Scalaについて勉強した時のメモ(その1)です。関数の扱い方について。

※ 元々はmarkdownで書いていたテキストの転載。

再帰(Recursion)

  • 再帰とは自分自身を自分自身の中に持つような構造。
    • 再帰 - Wikipedia
    • 関数型プログラミングでは、再帰的なデータ型と(関数の)再帰呼出しがよく使われる。

再帰呼出し

  • 呼び出し元の関数が自分自身を呼び出すこと。
  • Scalaでの再帰呼出し。次のような階乗を行う関数の場合。
def fact1(n: Int): Int = if (n < 1){
  1
} else {
  n * fact1(n - 1)
}
  • Scalaでのループはコレクション関数を使用が(多分)殆どなので、再帰呼出しはあまり使わないが、稀に使う。
  • 再帰呼出しは(一般に)関数型プログラミングとの相性が良い。
    • 変数に再代入しないため、変数を常にimmutableにしたままループが書ける。
    • 再帰的なデータ型に対して、関数の再帰呼出しは相性が良い。(再帰的なデータ型を定義し、再帰呼出しで再帰的にトラバースできる)
    • プログラムを帰納的(余帰納的)に定義できる。
  • 木構造のような再帰的なデータ型や、分割統治法を使ったアルゴリズムの場合は、再帰を使うとわかりやすいコードが書ける。
    • 分割統治法
      • 大きな問題を小さな部分問題に分割し、個々の小さな部分問題を解決しながら、 その部分問題の解答結果のマージを繰り返し、最終的に元の問題を解くようなアルゴリズム。
      • 分割統治法 - Wikipedia
      • 次のクイックソートが典型例。
    • クイックソート(あるいは、関数型プログラミングにおける偽のクイックソート)
def quicksort[A](ls: Seq[A])(implicit ord: Ordering[A]): Seq[A] = ls match {
    case Nil => Nil
    case a::as => (quicksort(as.filter(ord.lt(_, a)))
                   ++ Seq(a) ++ quicksort(as.filter(ord.gteq(_, a))))
}

これは普通の関数同様に実行する。

scala> quicksort(List(5, 6, 7, 4, 3, 10, 2, 8, 0, 3))
res38: Seq[Int] = List(0, 2, 3, 3, 4, 5, 6, 7, 8, 10)
  • 上記は偽のクイックソート(理由はググッて下さい)。

木構造のデータ型 + matchによるパターンマッチで再帰を使う例

木構造で、木の末尾をLeaf、枝をNodeとしてcase classで定義する。

sealed trait Tree[+A]
case class Leaf[A](value: A) extends Tree[A]
case class Node[A](left: Tree[A], right: Tree[A]) extends Tree[A]

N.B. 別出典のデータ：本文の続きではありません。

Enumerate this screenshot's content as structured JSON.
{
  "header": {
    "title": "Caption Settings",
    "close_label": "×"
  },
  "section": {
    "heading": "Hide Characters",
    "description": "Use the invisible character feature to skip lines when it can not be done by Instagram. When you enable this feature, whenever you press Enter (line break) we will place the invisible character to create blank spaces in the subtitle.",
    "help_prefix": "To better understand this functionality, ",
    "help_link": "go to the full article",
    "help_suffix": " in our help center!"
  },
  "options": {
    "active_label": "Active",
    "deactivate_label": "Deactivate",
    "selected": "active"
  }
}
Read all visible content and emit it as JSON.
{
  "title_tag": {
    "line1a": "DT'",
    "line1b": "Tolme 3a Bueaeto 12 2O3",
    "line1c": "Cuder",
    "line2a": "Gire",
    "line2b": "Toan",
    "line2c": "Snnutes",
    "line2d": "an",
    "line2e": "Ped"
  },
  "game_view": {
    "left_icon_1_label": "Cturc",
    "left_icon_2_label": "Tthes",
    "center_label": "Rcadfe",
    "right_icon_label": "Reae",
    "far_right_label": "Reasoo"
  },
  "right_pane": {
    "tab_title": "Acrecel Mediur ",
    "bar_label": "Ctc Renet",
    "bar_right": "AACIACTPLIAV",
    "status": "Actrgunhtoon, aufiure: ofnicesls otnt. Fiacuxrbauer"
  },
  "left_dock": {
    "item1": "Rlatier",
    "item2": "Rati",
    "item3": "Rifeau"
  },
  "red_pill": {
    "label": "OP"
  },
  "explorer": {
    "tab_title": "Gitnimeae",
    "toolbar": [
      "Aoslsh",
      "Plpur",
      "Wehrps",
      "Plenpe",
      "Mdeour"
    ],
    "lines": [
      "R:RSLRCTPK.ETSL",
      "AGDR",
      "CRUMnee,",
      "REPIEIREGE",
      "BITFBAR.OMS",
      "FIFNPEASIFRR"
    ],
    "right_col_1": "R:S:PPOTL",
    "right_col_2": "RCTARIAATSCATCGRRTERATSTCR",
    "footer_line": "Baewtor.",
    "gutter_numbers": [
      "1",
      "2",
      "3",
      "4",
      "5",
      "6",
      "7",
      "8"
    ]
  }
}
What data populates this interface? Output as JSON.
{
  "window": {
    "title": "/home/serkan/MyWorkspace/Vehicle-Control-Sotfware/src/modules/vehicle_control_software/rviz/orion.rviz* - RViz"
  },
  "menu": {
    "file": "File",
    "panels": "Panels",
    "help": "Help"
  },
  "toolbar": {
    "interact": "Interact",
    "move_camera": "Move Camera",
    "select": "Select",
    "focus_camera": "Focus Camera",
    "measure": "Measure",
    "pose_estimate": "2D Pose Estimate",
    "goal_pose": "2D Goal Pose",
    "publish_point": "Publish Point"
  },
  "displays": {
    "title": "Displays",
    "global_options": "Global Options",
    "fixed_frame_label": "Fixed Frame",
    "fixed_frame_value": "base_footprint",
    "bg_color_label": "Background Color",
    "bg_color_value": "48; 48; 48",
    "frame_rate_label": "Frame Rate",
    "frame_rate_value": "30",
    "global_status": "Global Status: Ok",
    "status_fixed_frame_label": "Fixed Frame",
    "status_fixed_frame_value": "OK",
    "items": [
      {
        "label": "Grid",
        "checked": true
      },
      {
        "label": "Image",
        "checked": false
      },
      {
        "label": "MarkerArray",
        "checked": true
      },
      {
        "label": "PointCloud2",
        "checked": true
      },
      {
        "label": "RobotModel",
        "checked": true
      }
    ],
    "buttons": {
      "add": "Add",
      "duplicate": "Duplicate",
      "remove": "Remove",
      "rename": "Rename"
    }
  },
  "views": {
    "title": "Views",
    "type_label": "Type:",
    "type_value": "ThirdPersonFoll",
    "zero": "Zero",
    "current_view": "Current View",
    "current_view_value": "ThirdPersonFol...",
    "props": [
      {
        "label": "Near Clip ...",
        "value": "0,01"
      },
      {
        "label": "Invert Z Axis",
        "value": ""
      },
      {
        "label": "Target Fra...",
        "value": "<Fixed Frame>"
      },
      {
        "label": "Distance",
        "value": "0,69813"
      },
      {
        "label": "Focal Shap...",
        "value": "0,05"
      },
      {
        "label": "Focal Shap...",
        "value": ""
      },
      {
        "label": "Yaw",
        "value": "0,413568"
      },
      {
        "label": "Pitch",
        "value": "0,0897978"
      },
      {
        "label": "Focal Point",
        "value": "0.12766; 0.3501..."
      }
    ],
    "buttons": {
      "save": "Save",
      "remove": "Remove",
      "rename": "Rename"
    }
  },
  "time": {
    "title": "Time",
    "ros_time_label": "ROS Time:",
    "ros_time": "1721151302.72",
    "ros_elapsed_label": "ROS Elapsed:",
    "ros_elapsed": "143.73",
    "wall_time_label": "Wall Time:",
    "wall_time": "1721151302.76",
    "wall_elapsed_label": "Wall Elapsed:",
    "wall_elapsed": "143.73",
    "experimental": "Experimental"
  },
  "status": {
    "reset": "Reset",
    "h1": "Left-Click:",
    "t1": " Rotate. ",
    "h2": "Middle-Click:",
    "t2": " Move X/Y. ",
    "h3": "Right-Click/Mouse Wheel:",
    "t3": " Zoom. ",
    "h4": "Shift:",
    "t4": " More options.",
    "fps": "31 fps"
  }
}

木に対する走査の処理。 具体的にどのように走査した結果を得るかは、抽象化する。f: (A, A) => Aの箇所。

def sum[A](t: Tree[A], f: (A, A) => A): A = t match {
  case Leaf(a) => a
  case Node(l, r) => f(sum(l, f), sum(r, f))
}

以下のように使用する。

scala> val d = Node(Node(Leaf(10), Leaf(20)), Leaf(1))
d: Node[Int] = Node(Node(Leaf(10),Leaf(20)),Leaf(1))

scala> sum(d, (a:Int, b:Int) => a + b)
res36: Int = 31

以下は、String型で文字列を返す例。

scala> val e = Node(Node(Leaf("a"), Leaf("b")), Leaf("c"))
e: Node[String] = Node(Node(Leaf(a),Leaf(b)),Leaf(c))

scala> sum(e, (a: String, b: String) => "(" ++ a ++ " " ++ b ++ ")")
res44: String = ((a b) c)

末尾最適化(Tail call optimization)

  • 関数型言語で行われるコンパイラの処理の一種。
  • 末尾再帰形式は関数呼び出し時に、stackを必要としないような再帰呼出しの形式。
    • 自分自身を再帰的に呼び出す際にその呼び出し以外の処理が残っていない形で自分自身を呼び出すような関数呼び出し形。
  • 再帰呼出しは、コンパイル時に「末尾再帰」形式になっている場合、コンパイル時に(whileのような)スタックを消費しないループに変換される。
    • ループに変換されない場合、通常の関数呼び出しの連鎖となり、stackを消費してしまい、StackOVerFlowErrorになってしまう。
    • ループ回数が多い場合(JVMの場合、1000〜数千回以上)の場合は、末尾再帰形式でループを記述しないと、StackOverFlowになる。
      • 個人的な経験則だと1000回未満のループだと、SOFにはならない事が多い。(勿論、実装による部分が大きい)
    • 大量にループを繰り返す場合は末尾再帰が必須となる。
    • stackを消費しすぎないタイプのループの場合は、この限りではない。(関数呼び出しで消費したStackが戻される場合など。)
  • Scalaの再帰は末尾最適化をする場合としない(できない)場合。
    • 末尾再帰形式になっていない場合は、末尾最適化が行われない。

次のような階乗を行う関数の場合。(10の階乗(fact(10))は、10! = 1 2 3 4 5 6 7 8 9 * 10)

def fact1(n: Int): Int = if (n < 1){
  1
} else {
  n * fact1(n - 1)
}

次の例は、自分自身を呼び出しのみ、かつ末尾再帰形式になっている場合。

def fact2(n: Int, a: Int): Int = if (n < 1){
  a
} else {
  fact2(n - 1, n * a)
}

計算結果を保持する変数(アキュームレータ)を一つ追加している。 末尾再帰に書き直す場合は、計算結果を保持する引数を用意し、そこに副作用の役割を担わせることも多い。 これは「変化するmutableな変数」を表している。(引数で副作用(再代入)を引き回すスタイル)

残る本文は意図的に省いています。